Calcineurin inhibitors increase risk for cognitive dysfunction
Calcineurin inhibitor therapy for orthotopic liver transplantation — at both low and standard doses — increased the risk for cognitive dysfunction, especially among patients with preexisting nephrotoxic side effects, according to recently published data.
“Our results suggest that long-term [calcineurin inhibitor (CNI)] therapy may induce neurotoxic effects especially in subjects who present with nephrotoxicity with tacrolimus seeming to be more neurotoxic than ciclosporine A,” Henning Pflugrad, MD, from the Hannover Medical School, Germany, and colleagues wrote. “After the occurrence of nephrotoxic side effects, continuation of CNI therapy — even in a low dose — might carry the risk for cognitive alterations in the long-term, indicating an increased susceptibility against toxic CNI effects in this subgroup of patients.”
The researchers enrolled 85 adult patients who had undergone orthotopic liver transplantation more than 2 years prior. Those selected had no prior organ transplants other than incident liver transplantation, no neurological or psychiatric diseases, and no regular intake of drugs that may affect brain function.
Mean patient age was 58.2 years, 56 were men, and the median time from liver transplantation was 10 years (range, 8-13.5 years). Additionally, the researchers included 33 age- and sex-matched controls.
Patients achieved immunosuppression without CNI (n = 20); received low dose CNI therapy with either less than 5 µg/L tacrolimus or less than 50 g/L ciclosporine A (n = 35); or received standard dose CNI therapy with more than 5 µg/L tacrolimus or more than 50 µg/L ciclosporine A (n = 30).
The CNI-free group had been treated with CNI therapy for a mean of 4.2 years after liver transplant and were CNI-free for a mean of 8 years at study baseline. Fifty-seven patients treated with CNI therapy also received at least one other immunosuppressant. The main reason for termination of CNI therapy was CNI-induced kidney damage.
Compared with controls, patients who received standard does CNI therapy (P = .04) and those on low dose CNI therapy (P = .01) had significantly worse visuospatial and constructional ability.
Patients on low does CNI therapy also had worse results in the Repeatable Battery for the Assessment of Neuropsychological Status (RBANS) sum score (P = .02), total scale (P = .01) and percentile (P = .03) vs. controls.
Years on standard dose CNI therapy correlated negatively with RBANS sum score (P = .04). Tacrolimus total dose also correlated negatively with RBANS sum score, total scale and percentile (P = .04).
All patients had significantly more white matter hyperintensities (WMH) in the parietal (2 vs. 1.2; P = .02) and temporal regions (0.4 vs. 0.1; P = .04) compared with controls.
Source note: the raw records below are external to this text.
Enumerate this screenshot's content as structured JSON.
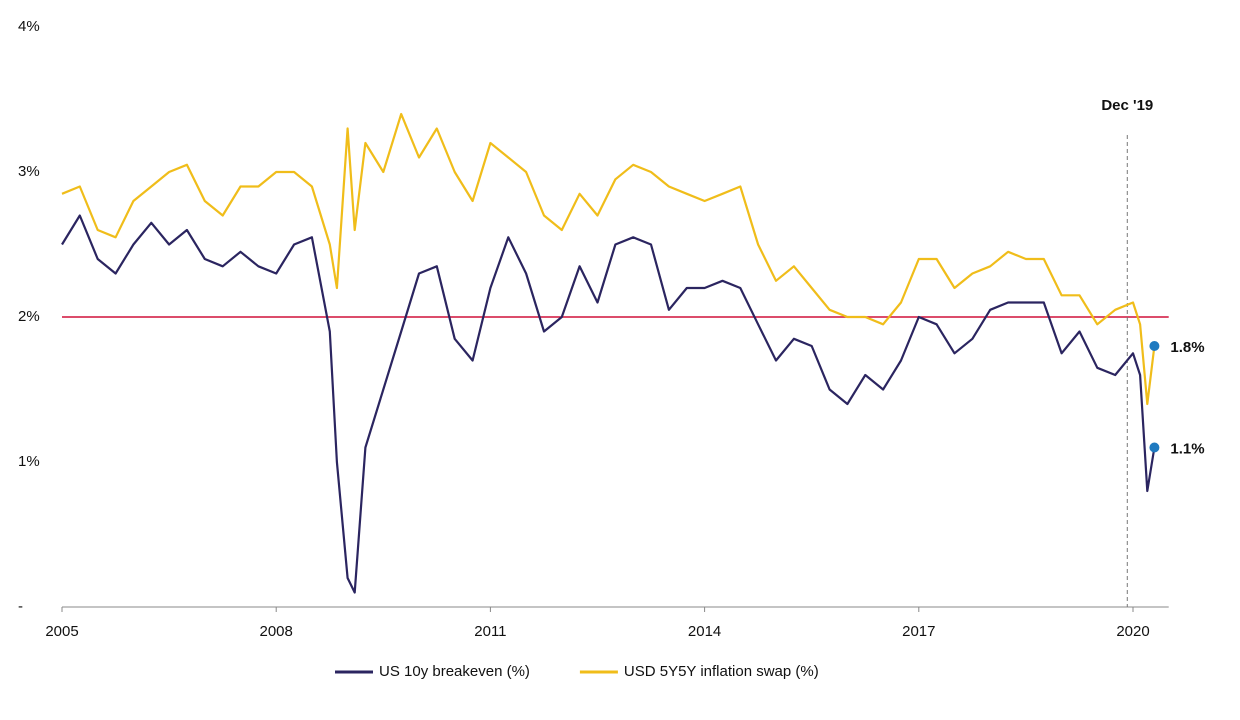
{
  "chart_data": {
    "type": "line",
    "x": [
      2005.0,
      2005.25,
      2005.5,
      2005.75,
      2006.0,
      2006.25,
      2006.5,
      2006.75,
      2007.0,
      2007.25,
      2007.5,
      2007.75,
      2008.0,
      2008.25,
      2008.5,
      2008.75,
      2008.85,
      2009.0,
      2009.1,
      2009.25,
      2009.5,
      2009.75,
      2010.0,
      2010.25,
      2010.5,
      2010.75,
      2011.0,
      2011.25,
      2011.5,
      2011.75,
      2012.0,
      2012.25,
      2012.5,
      2012.75,
      2013.0,
      2013.25,
      2013.5,
      2013.75,
      2014.0,
      2014.25,
      2014.5,
      2014.75,
      2015.0,
      2015.25,
      2015.5,
      2015.75,
      2016.0,
      2016.25,
      2016.5,
      2016.75,
      2017.0,
      2017.25,
      2017.5,
      2017.75,
      2018.0,
      2018.25,
      2018.5,
      2018.75,
      2019.0,
      2019.25,
      2019.5,
      2019.75,
      2020.0,
      2020.1,
      2020.2,
      2020.3
    ],
    "series": [
      {
        "name": "US 10y breakeven (%)",
        "color": "#2b2560",
        "values": [
          2.5,
          2.7,
          2.4,
          2.3,
          2.5,
          2.65,
          2.5,
          2.6,
          2.4,
          2.35,
          2.45,
          2.35,
          2.3,
          2.5,
          2.55,
          1.9,
          1.0,
          0.2,
          0.1,
          1.1,
          1.5,
          1.9,
          2.3,
          2.35,
          1.85,
          1.7,
          2.2,
          2.55,
          2.3,
          1.9,
          2.0,
          2.35,
          2.1,
          2.5,
          2.55,
          2.5,
          2.05,
          2.2,
          2.2,
          2.25,
          2.2,
          1.95,
          1.7,
          1.85,
          1.8,
          1.5,
          1.4,
          1.6,
          1.5,
          1.7,
          2.0,
          1.95,
          1.75,
          1.85,
          2.05,
          2.1,
          2.1,
          2.1,
          1.75,
          1.9,
          1.65,
          1.6,
          1.75,
          1.6,
          0.8,
          1.1
        ]
      },
      {
        "name": "USD 5Y5Y inflation swap (%)",
        "color": "#f0bd1a",
        "values": [
          2.85,
          2.9,
          2.6,
          2.55,
          2.8,
          2.9,
          3.0,
          3.05,
          2.8,
          2.7,
          2.9,
          2.9,
          3.0,
          3.0,
          2.9,
          2.5,
          2.2,
          3.3,
          2.6,
          3.2,
          3.0,
          3.4,
          3.1,
          3.3,
          3.0,
          2.8,
          3.2,
          3.1,
          3.0,
          2.7,
          2.6,
          2.85,
          2.7,
          2.95,
          3.05,
          3.0,
          2.9,
          2.85,
          2.8,
          2.85,
          2.9,
          2.5,
          2.25,
          2.35,
          2.2,
          2.05,
          2.0,
          2.0,
          1.95,
          2.1,
          2.4,
          2.4,
          2.2,
          2.3,
          2.35,
          2.45,
          2.4,
          2.4,
          2.15,
          2.15,
          1.95,
          2.05,
          2.1,
          1.95,
          1.4,
          1.8
        ]
      }
    ],
    "xlim": [
      2005,
      2020.5
    ],
    "xticks": [
      2005,
      2008,
      2011,
      2014,
      2017,
      2020
    ],
    "ylim": [
      0,
      4
    ],
    "yticks": [
      {
        "value": 0,
        "label": "-"
      },
      {
        "value": 1,
        "label": "1%"
      },
      {
        "value": 2,
        "label": "2%"
      },
      {
        "value": 3,
        "label": "3%"
      },
      {
        "value": 4,
        "label": "4%"
      }
    ],
    "reference_line": {
      "y": 2,
      "color": "#d0103a"
    },
    "vline": {
      "x": 2019.92,
      "label": "Dec '19"
    },
    "end_labels": [
      {
        "x": 2020.3,
        "y": 1.8,
        "label": "1.8%"
      },
      {
        "x": 2020.3,
        "y": 1.1,
        "label": "1.1%"
      }
    ],
    "marker_color": "#1f7ac0",
    "legend": "bottom"
  }
}
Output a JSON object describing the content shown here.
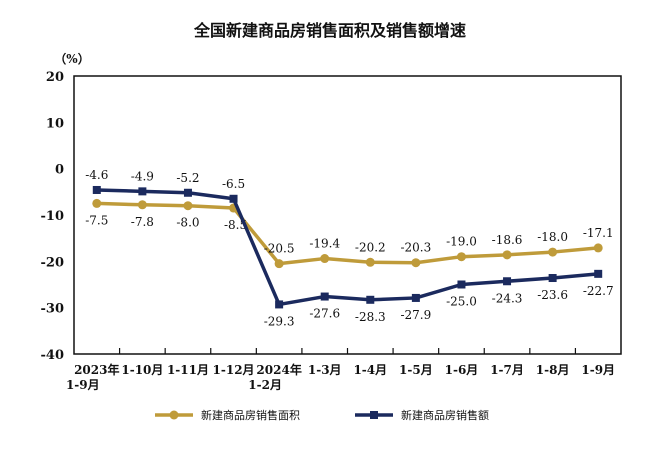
{
  "chart_data": {
    "type": "line",
    "title": "全国新建商品房销售面积及销售额增速",
    "unit_label": "（%）",
    "categories": [
      [
        "2023年",
        "1-9月"
      ],
      [
        "1-10月"
      ],
      [
        "1-11月"
      ],
      [
        "1-12月"
      ],
      [
        "2024年",
        "1-2月"
      ],
      [
        "1-3月"
      ],
      [
        "1-4月"
      ],
      [
        "1-5月"
      ],
      [
        "1-6月"
      ],
      [
        "1-7月"
      ],
      [
        "1-8月"
      ],
      [
        "1-9月"
      ]
    ],
    "ylim": [
      -40,
      20
    ],
    "yticks": [
      20,
      10,
      0,
      -10,
      -20,
      -30,
      -40
    ],
    "grid": false,
    "legend_placement": "bottom",
    "series": [
      {
        "name": "新建商品房销售面积",
        "color": "#BF9B3A",
        "marker": "diamond",
        "values": [
          -7.5,
          -7.8,
          -8.0,
          -8.5,
          -20.5,
          -19.4,
          -20.2,
          -20.3,
          -19.0,
          -18.6,
          -18.0,
          -17.1
        ],
        "label_position": [
          "below",
          "below",
          "below",
          "below",
          "above",
          "above",
          "above",
          "above",
          "above",
          "above",
          "above",
          "above"
        ]
      },
      {
        "name": "新建商品房销售额",
        "color": "#1B2A5E",
        "marker": "square",
        "values": [
          -4.6,
          -4.9,
          -5.2,
          -6.5,
          -29.3,
          -27.6,
          -28.3,
          -27.9,
          -25.0,
          -24.3,
          -23.6,
          -22.7
        ],
        "label_position": [
          "above",
          "above",
          "above",
          "above",
          "below",
          "below",
          "below",
          "below",
          "below",
          "below",
          "below",
          "below"
        ]
      }
    ]
  }
}
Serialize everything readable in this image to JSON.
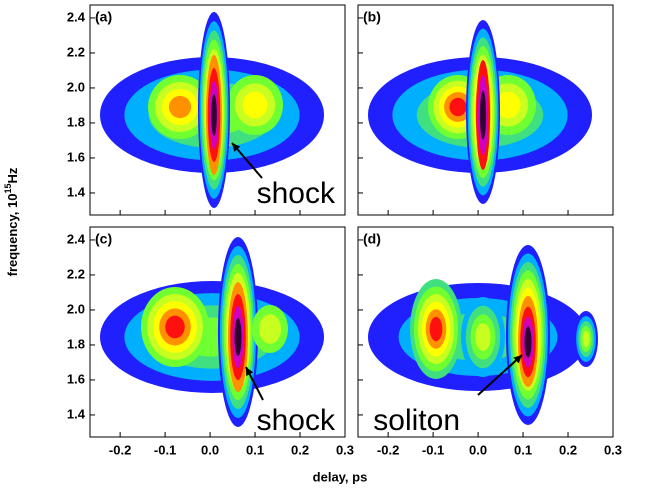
{
  "chart_data": {
    "type": "spectrogram",
    "xlabel": "delay, ps",
    "ylabel": {
      "text": "frequency, 10",
      "sup": "15",
      "unit": "Hz"
    },
    "xlim": [
      -0.267,
      0.3
    ],
    "ylim": [
      1.274,
      2.474
    ],
    "xticks": [
      -0.2,
      -0.1,
      {
        "value": 0,
        "label": "0.0"
      },
      0.1,
      0.2,
      0.3
    ],
    "yticks": [
      1.4,
      1.6,
      1.8,
      {
        "value": 2,
        "label": "2.0"
      },
      2.2,
      2.4
    ],
    "panels": [
      {
        "label": "(a)",
        "annotation": "shock"
      },
      {
        "label": "(b)"
      },
      {
        "label": "(c)",
        "annotation": "shock"
      },
      {
        "label": "(d)",
        "annotation": "soliton"
      }
    ]
  }
}
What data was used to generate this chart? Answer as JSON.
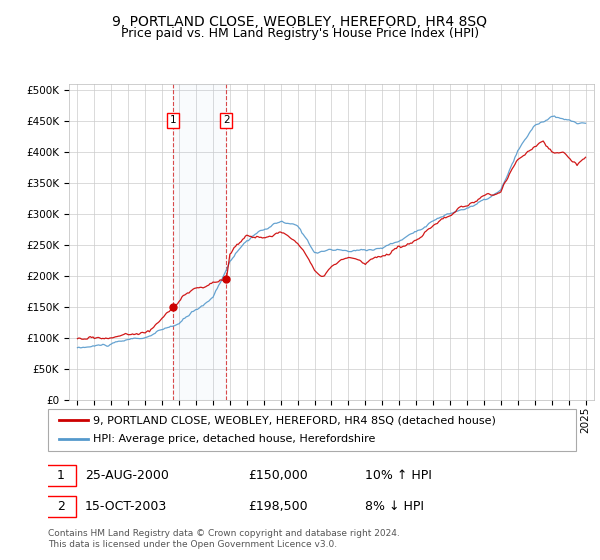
{
  "title": "9, PORTLAND CLOSE, WEOBLEY, HEREFORD, HR4 8SQ",
  "subtitle": "Price paid vs. HM Land Registry's House Price Index (HPI)",
  "background_color": "#ffffff",
  "grid_color": "#cccccc",
  "hpi_line_color": "#5599cc",
  "price_line_color": "#cc0000",
  "legend_label_price": "9, PORTLAND CLOSE, WEOBLEY, HEREFORD, HR4 8SQ (detached house)",
  "legend_label_hpi": "HPI: Average price, detached house, Herefordshire",
  "sale1_date": "25-AUG-2000",
  "sale1_price": "£150,000",
  "sale1_hpi": "10% ↑ HPI",
  "sale1_year": 2000.65,
  "sale1_value": 150000,
  "sale2_date": "15-OCT-2003",
  "sale2_price": "£198,500",
  "sale2_hpi": "8% ↓ HPI",
  "sale2_year": 2003.79,
  "sale2_value": 198500,
  "ylim_min": 0,
  "ylim_max": 510000,
  "xlim_min": 1994.5,
  "xlim_max": 2025.5,
  "footer_text": "Contains HM Land Registry data © Crown copyright and database right 2024.\nThis data is licensed under the Open Government Licence v3.0.",
  "title_fontsize": 10,
  "subtitle_fontsize": 9,
  "tick_label_fontsize": 7.5,
  "legend_fontsize": 8,
  "footer_fontsize": 6.5
}
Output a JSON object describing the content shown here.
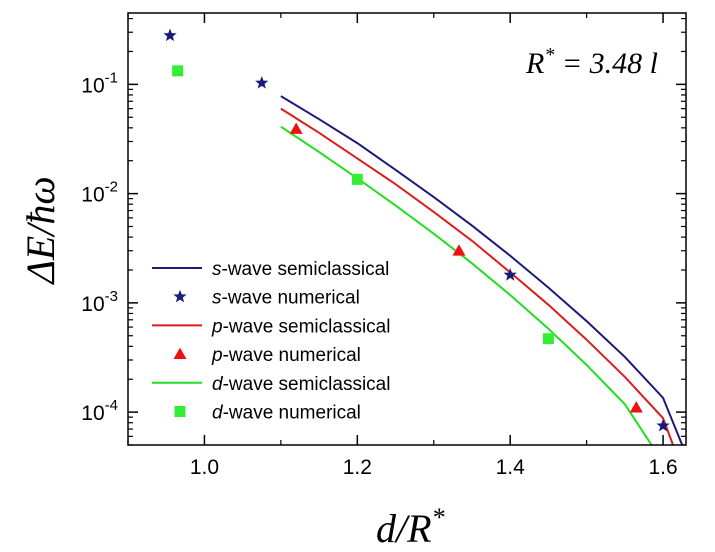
{
  "chart_data": {
    "type": "scatter",
    "annotation": {
      "lhs": "R",
      "sup": "*",
      "rhs": " = 3.48 ",
      "unit": "l"
    },
    "xlabel": {
      "main": "d/R",
      "sup": "*"
    },
    "ylabel": "ΔE/ħω",
    "xlim": [
      0.9,
      1.63
    ],
    "ylim": [
      5e-05,
      0.45
    ],
    "ylog": true,
    "x_ticks": [
      1.0,
      1.2,
      1.4,
      1.6
    ],
    "x_tick_labels": [
      "1.0",
      "1.2",
      "1.4",
      "1.6"
    ],
    "x_minor_ticks": [
      0.9,
      1.1,
      1.3,
      1.5
    ],
    "y_ticks": [
      {
        "value": 0.1,
        "base": "10",
        "exp": "-1"
      },
      {
        "value": 0.01,
        "base": "10",
        "exp": "-2"
      },
      {
        "value": 0.001,
        "base": "10",
        "exp": "-3"
      },
      {
        "value": 0.0001,
        "base": "10",
        "exp": "-4"
      }
    ],
    "legend_position": "bottom-left",
    "series": [
      {
        "kind": "line",
        "name": "s-wave semiclassical",
        "prefix": "s",
        "suffix": "-wave semiclassical",
        "color": "#1a1a7a",
        "x": [
          1.1,
          1.15,
          1.2,
          1.25,
          1.3,
          1.35,
          1.4,
          1.45,
          1.5,
          1.55,
          1.6,
          1.625
        ],
        "y": [
          0.078,
          0.048,
          0.029,
          0.0165,
          0.0093,
          0.0051,
          0.0027,
          0.00138,
          0.00068,
          0.00032,
          0.000135,
          5e-05
        ]
      },
      {
        "kind": "marker",
        "marker": "star",
        "name": "s-wave numerical",
        "prefix": "s",
        "suffix": "-wave numerical",
        "color": "#1a1a7a",
        "x": [
          0.955,
          1.075,
          1.4,
          1.6
        ],
        "y": [
          0.28,
          0.103,
          0.0018,
          7.5e-05
        ]
      },
      {
        "kind": "line",
        "name": "p-wave semiclassical",
        "prefix": "p",
        "suffix": "-wave semiclassical",
        "color": "#dd1c1c",
        "x": [
          1.1,
          1.15,
          1.2,
          1.25,
          1.3,
          1.35,
          1.4,
          1.45,
          1.5,
          1.55,
          1.6,
          1.613
        ],
        "y": [
          0.06,
          0.036,
          0.021,
          0.0122,
          0.0068,
          0.0037,
          0.0019,
          0.00096,
          0.00046,
          0.00021,
          8.8e-05,
          5e-05
        ]
      },
      {
        "kind": "marker",
        "marker": "triangle",
        "name": "p-wave numerical",
        "prefix": "p",
        "suffix": "-wave numerical",
        "color": "#ee1111",
        "x": [
          1.12,
          1.333,
          1.565
        ],
        "y": [
          0.039,
          0.003,
          0.00011
        ]
      },
      {
        "kind": "line",
        "name": "d-wave semiclassical",
        "prefix": "d",
        "suffix": "-wave semiclassical",
        "color": "#22dd22",
        "x": [
          1.1,
          1.15,
          1.2,
          1.25,
          1.3,
          1.35,
          1.4,
          1.45,
          1.5,
          1.55,
          1.585
        ],
        "y": [
          0.041,
          0.024,
          0.0138,
          0.0078,
          0.0043,
          0.0023,
          0.00118,
          0.00058,
          0.00027,
          0.000118,
          5e-05
        ]
      },
      {
        "kind": "marker",
        "marker": "square",
        "name": "d-wave numerical",
        "prefix": "d",
        "suffix": "-wave numerical",
        "color": "#33ee33",
        "x": [
          0.965,
          1.2,
          1.45
        ],
        "y": [
          0.133,
          0.0135,
          0.00047
        ]
      }
    ]
  }
}
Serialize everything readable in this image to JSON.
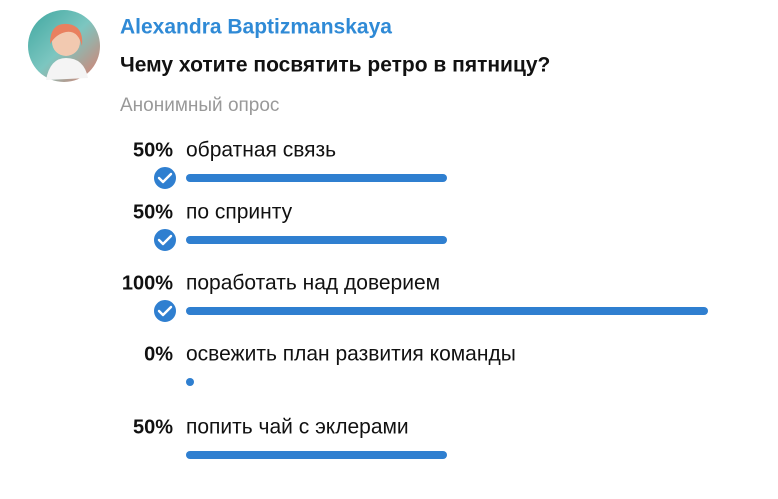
{
  "poll": {
    "author": "Alexandra Baptizmanskaya",
    "question": "Чему хотите посвятить ретро в пятницу?",
    "poll_type": "Анонимный опрос",
    "options": [
      {
        "text": "обратная связь",
        "percent": 50,
        "percent_label": "50%",
        "checked": true
      },
      {
        "text": "по спринту",
        "percent": 50,
        "percent_label": "50%",
        "checked": true
      },
      {
        "text": "поработать над доверием",
        "percent": 100,
        "percent_label": "100%",
        "checked": true
      },
      {
        "text": "освежить план развития команды",
        "percent": 0,
        "percent_label": "0%",
        "checked": false
      },
      {
        "text": "попить чай с эклерами",
        "percent": 50,
        "percent_label": "50%",
        "checked": false
      }
    ]
  }
}
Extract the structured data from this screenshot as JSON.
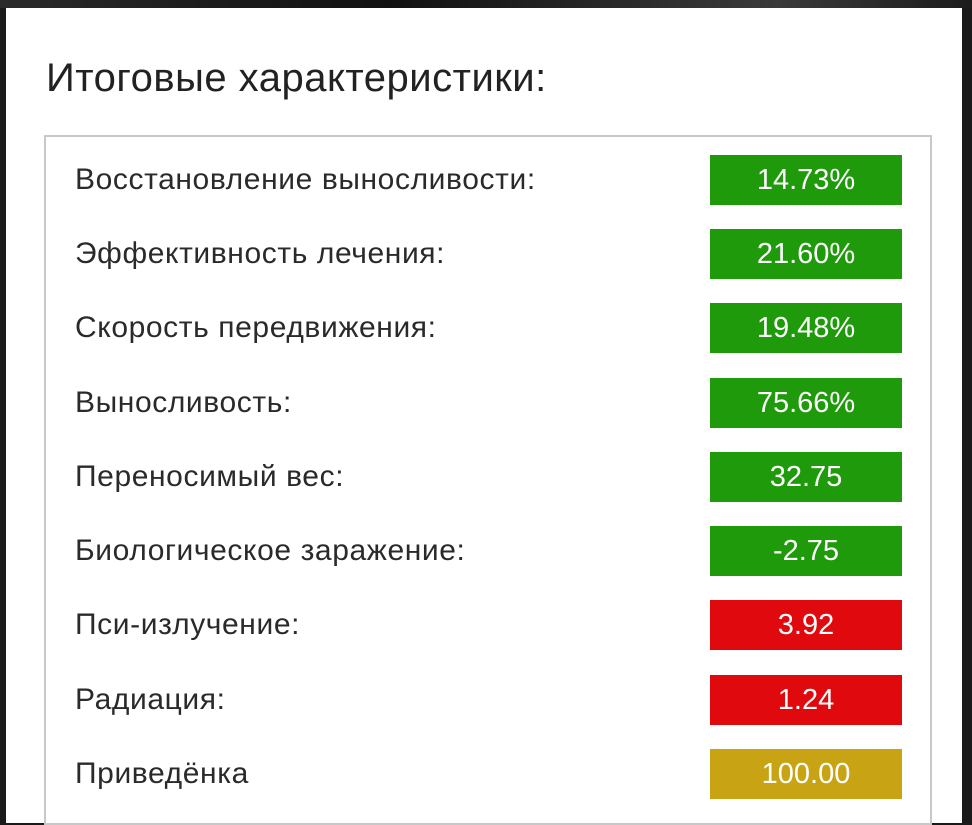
{
  "title": "Итоговые характеристики:",
  "colors": {
    "good": "#1f9a0b",
    "bad": "#e0090d",
    "neutral": "#c8a415"
  },
  "stats": [
    {
      "label": "Восстановление выносливости:",
      "value": "14.73%",
      "status": "good"
    },
    {
      "label": "Эффективность лечения:",
      "value": "21.60%",
      "status": "good"
    },
    {
      "label": "Скорость передвижения:",
      "value": "19.48%",
      "status": "good"
    },
    {
      "label": "Выносливость:",
      "value": "75.66%",
      "status": "good"
    },
    {
      "label": "Переносимый вес:",
      "value": "32.75",
      "status": "good"
    },
    {
      "label": "Биологическое заражение:",
      "value": "-2.75",
      "status": "good"
    },
    {
      "label": "Пси-излучение:",
      "value": "3.92",
      "status": "bad"
    },
    {
      "label": "Радиация:",
      "value": "1.24",
      "status": "bad"
    },
    {
      "label": "Приведёнка",
      "value": "100.00",
      "status": "neutral"
    }
  ]
}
WMH in the temporal region occurred more frequently in patients on standard dose CNI therapy compared with those in the CNI-free group (0.5 vs. 0.1; P = .02) and controls (0.5 vs. 0.1; P = .01).
Mean ciclosporine A trough level correlated significantly with WMH in the frontal (r = 0.4; P = .01), parietal (r = 0.3; P = .02), occipital (r = 0.4; P = .006) and temporal regions (r = 0.3; P = .03). Mean tacrolimus trough level also showed a significant correlation with WMH in the frontal region (r = 0.5; P = .004) and the total WMH (r = 0.4; P = .03).
During multivariate regression analysis, the researchers observed that education in years (regression coefficient = 10.7; 95% CI, 4.6-16.9), ventricular width at the level of the caudate nucleus (RC = –2.8; 95% CI, –5.3 to –0.4) and years of standard dose CNI therapy (RC = –2; 95% CI, –3.8 to –0.1) were independent prognostic factors for the RBANS sum score.
Additionally, ventricular width at the level of the caudate was a significant negative prognostic factor for the RBANS sum score (RC = –4.3; 95% CI, –7.1 to –1.4) and total scale (RC = –1.1; 95% CI, –1.9 to –0.4) among patients treated with ciclosporine A.
Among those treated with tacrolimus, total dose was a significant negative prognostic factor for the RBANS sum score (RC = –0.002; 95% CI, –0.003 to –0.001).
“The correlation analysis between CNI total dosage and mean trough level and RBANS results suggests an increased neurotoxicity of tacrolimus than of ciclosporine A. However, we found as well that both, ciclosporine A and tacrolimus mean trough levels, correlated with WMH indicating a similar effect on brain structure for both drugs,” the researchers concluded. “As long as transplant function is preserved patients showing CNI toxicity early after [orthotopic liver transplantation] might benefit from a change to CNI free immunosuppression in the long-term because cognitive dysfunction might impair patients’ everyday life, job-related performance and health related quality of life.” – by Talitha Bennett
Disclosure: The authors report no relevant financial disclosures.